Así las cosas, cuando uno de los menores descubrió que nuestra bisabuela (de noventa y dos años) debía recurrir al último artefacto descrito porque los achaques de la «tercera edad» le impedían valerse del bacín original, y se lo comunicó a sus coetáneos, los demás infantes, hubo una gran discusión sobre la naturaleza y denominación del artilugio usado por la anciana. Algunos lo denominaron bacín, y otros, escupidera, hasta que un inteligente lo nombró «el Galerón de la Bisa», apelativo con el cual quedó reconocido para siempre como de uso individual y privado de la entonces cabeza de familia.
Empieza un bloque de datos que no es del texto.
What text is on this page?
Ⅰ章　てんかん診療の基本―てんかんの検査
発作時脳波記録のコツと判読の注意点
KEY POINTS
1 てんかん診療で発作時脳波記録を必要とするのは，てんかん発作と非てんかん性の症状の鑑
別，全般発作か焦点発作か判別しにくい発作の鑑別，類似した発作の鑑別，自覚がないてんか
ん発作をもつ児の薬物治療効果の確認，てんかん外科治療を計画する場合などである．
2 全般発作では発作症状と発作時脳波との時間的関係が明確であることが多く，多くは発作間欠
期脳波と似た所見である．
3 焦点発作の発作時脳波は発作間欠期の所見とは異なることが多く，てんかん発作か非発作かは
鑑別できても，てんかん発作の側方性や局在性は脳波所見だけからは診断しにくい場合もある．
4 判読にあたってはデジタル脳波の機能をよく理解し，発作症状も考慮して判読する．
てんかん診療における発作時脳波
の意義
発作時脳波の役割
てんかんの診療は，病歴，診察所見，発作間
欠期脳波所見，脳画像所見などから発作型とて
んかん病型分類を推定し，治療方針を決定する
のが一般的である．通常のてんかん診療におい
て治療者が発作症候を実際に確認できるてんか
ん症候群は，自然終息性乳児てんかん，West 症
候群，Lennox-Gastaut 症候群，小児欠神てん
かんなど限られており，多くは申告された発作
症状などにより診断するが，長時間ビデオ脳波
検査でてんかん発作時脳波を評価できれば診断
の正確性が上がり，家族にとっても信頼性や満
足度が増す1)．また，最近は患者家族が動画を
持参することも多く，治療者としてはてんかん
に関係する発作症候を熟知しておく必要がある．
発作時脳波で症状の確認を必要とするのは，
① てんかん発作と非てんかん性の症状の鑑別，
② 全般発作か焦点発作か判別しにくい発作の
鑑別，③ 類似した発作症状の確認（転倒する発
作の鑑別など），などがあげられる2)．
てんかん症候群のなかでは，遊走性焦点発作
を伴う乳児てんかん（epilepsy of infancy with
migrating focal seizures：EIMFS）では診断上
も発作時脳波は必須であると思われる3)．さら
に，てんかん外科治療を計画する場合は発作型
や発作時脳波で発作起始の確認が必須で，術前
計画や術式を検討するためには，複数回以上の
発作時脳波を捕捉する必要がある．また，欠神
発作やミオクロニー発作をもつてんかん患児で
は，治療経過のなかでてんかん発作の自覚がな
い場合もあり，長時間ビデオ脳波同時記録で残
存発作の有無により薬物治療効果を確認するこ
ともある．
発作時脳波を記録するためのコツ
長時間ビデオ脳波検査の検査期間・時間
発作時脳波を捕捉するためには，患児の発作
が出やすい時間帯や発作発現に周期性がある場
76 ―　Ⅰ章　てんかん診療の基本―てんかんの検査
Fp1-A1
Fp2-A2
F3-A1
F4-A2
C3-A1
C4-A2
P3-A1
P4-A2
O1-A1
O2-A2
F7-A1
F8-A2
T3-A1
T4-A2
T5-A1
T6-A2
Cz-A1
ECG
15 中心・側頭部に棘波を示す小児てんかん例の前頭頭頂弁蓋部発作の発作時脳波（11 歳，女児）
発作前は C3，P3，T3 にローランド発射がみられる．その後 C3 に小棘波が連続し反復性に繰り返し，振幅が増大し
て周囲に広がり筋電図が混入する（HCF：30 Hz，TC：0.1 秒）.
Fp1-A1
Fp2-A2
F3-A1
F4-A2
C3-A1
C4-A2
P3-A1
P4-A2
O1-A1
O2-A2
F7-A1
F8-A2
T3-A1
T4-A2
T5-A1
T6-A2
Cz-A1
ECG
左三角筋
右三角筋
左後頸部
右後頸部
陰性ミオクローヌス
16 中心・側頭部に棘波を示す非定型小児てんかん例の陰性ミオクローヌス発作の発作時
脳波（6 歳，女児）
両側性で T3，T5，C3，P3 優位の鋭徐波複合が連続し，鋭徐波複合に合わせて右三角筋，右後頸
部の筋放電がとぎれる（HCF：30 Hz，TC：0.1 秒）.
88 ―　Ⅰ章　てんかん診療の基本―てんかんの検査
Fue esta denominación, «Cabeza de Familia», la que nos llevó a relacionar el artefacto con las galeras que en fiestas oficiales y desfiles militares cubrían obligatoriamente las ilustres cabezas de los funcionarios. También yo, alguna vez, por el reglamento protocolario, me vi obligado a usar la galera para asistir a una transmisión de mando, de un presidente de la República a otro recién electo. Recalco que era en un país extranjero, donde no existía la fea costumbre que se gastaba en Paraguay cuando Alfredo le cedía el sillón a Stroessner… Al decir cervantino, «Cosas veredes, Sancho…».